Revamping of Vancouver’s Chinatown fails to impress those who live there
VANCOUVER — The transformation of Vancouver’s Chinatown, fuelled by a changing population, crisis of affordability and ripe potential for new development, has left locals calling it either a dying neighbourhood or one under threat of gentrification.
As the city reviews the effects of its economic revitalization strategy for the neighbourhood, which ended last year, community members are at odds over whether Chinatown’s direction is what they want.
“With all the developments that are happening in the area, they’re condos for the most part and they’re not being catered to the residents that live there right now,” said Yuly Chan, of the Chinatown Action Group.
“Just because people are poor, or are on income assistance, it doesn’t mean they can be pushed out of their neighbourhood.”
Vancouver’s Chinatown is one of the oldest in the country, established in the late 1880s when Chinese immigrants, many of them railway workers, settled in the area. While the area has grown with waves of immigration and development over the decades, it remains one of the poorest neighbourhoods in Vancouver.
A three-year economic plan was introduced by the city in 2012 to address concerns about the growing number of closing storefronts in Chinatown, city planner Karen Hoese said.
The strategies allowed for taller buildings to bring in more residents, with the catch of requiring developers to contribute new amenities such as community centres in return for the extra height on new construction. It also protected historic facades and set standards for new buildings.
Whether the plans have resulted in the desired effect of bringing necessary amenities to the area, along with new business and more housing, will be reviewed by planners in the coming months, Hoese said.

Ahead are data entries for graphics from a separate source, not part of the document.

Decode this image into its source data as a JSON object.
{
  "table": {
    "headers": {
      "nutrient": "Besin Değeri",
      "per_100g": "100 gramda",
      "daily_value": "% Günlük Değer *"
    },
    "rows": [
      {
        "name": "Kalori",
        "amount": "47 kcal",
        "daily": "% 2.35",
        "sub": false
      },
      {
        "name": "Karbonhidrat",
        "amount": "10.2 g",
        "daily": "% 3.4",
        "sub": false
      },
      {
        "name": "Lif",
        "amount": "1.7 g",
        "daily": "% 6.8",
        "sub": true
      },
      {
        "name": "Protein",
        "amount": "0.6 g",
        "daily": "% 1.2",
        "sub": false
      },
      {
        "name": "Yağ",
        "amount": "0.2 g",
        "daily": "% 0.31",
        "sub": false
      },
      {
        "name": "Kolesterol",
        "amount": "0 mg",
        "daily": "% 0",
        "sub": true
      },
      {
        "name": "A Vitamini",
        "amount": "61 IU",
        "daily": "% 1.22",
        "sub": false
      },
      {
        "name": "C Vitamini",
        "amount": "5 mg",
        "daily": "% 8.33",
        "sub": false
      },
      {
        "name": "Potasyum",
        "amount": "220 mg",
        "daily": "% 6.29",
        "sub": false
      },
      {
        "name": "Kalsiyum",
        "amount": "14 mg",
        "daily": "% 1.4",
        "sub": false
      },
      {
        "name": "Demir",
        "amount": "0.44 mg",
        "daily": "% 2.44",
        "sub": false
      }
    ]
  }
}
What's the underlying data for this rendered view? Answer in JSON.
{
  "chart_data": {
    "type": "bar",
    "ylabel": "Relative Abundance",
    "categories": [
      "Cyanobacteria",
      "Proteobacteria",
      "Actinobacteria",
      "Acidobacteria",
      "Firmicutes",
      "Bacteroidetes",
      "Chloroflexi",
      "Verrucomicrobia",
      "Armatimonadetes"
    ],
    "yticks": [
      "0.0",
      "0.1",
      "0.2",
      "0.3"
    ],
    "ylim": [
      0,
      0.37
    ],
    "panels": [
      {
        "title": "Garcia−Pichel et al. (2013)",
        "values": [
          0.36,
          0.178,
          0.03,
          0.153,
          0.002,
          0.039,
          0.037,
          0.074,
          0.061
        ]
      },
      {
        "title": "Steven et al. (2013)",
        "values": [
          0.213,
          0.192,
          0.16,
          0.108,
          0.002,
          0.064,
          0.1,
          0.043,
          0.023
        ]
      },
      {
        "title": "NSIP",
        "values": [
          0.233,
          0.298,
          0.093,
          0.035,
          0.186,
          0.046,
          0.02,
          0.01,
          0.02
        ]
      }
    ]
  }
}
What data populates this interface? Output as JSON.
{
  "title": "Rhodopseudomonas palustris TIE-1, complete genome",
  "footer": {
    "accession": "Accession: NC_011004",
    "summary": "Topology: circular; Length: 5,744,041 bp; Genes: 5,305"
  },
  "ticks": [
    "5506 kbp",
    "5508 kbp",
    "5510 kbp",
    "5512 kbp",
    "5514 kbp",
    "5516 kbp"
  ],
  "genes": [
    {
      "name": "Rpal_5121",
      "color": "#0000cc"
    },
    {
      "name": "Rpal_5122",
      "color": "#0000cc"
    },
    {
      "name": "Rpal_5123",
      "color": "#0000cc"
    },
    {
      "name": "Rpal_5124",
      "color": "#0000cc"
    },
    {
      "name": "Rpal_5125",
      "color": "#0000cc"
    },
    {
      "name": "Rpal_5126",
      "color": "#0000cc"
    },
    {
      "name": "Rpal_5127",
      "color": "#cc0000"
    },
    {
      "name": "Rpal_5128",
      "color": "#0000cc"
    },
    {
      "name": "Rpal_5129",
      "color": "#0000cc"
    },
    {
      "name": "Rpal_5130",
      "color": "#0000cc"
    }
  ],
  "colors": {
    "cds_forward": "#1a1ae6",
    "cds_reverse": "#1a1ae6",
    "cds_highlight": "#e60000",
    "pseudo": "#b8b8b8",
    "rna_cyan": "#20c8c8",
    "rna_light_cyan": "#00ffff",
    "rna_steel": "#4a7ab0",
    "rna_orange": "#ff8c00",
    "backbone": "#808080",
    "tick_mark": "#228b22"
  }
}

The need for more affordable housing and the loss of Chinese storefronts are among concerns Hoese has already heard from the community, she said.
Melissa Fong, who is studying for a PhD in neighbourhood revitalization, with a focus on Vancouver’s Chinatown, said neighbourhoods across the city are losing their identities as they are redeveloped.
High-end coffee shops and boutiques that have popped up across Chinatown and other Vancouver neighbourhoods don’t service those living near the poverty line, Fong said.
Many of those establishments also fail to connect with Chinese seniors who are more comfortable speaking in their native tongue and look for cultural-specific products, she said.
Hoese said while the city can control the look and density of new buildings, it can’t regulate the culture created by the people and businesses that move in.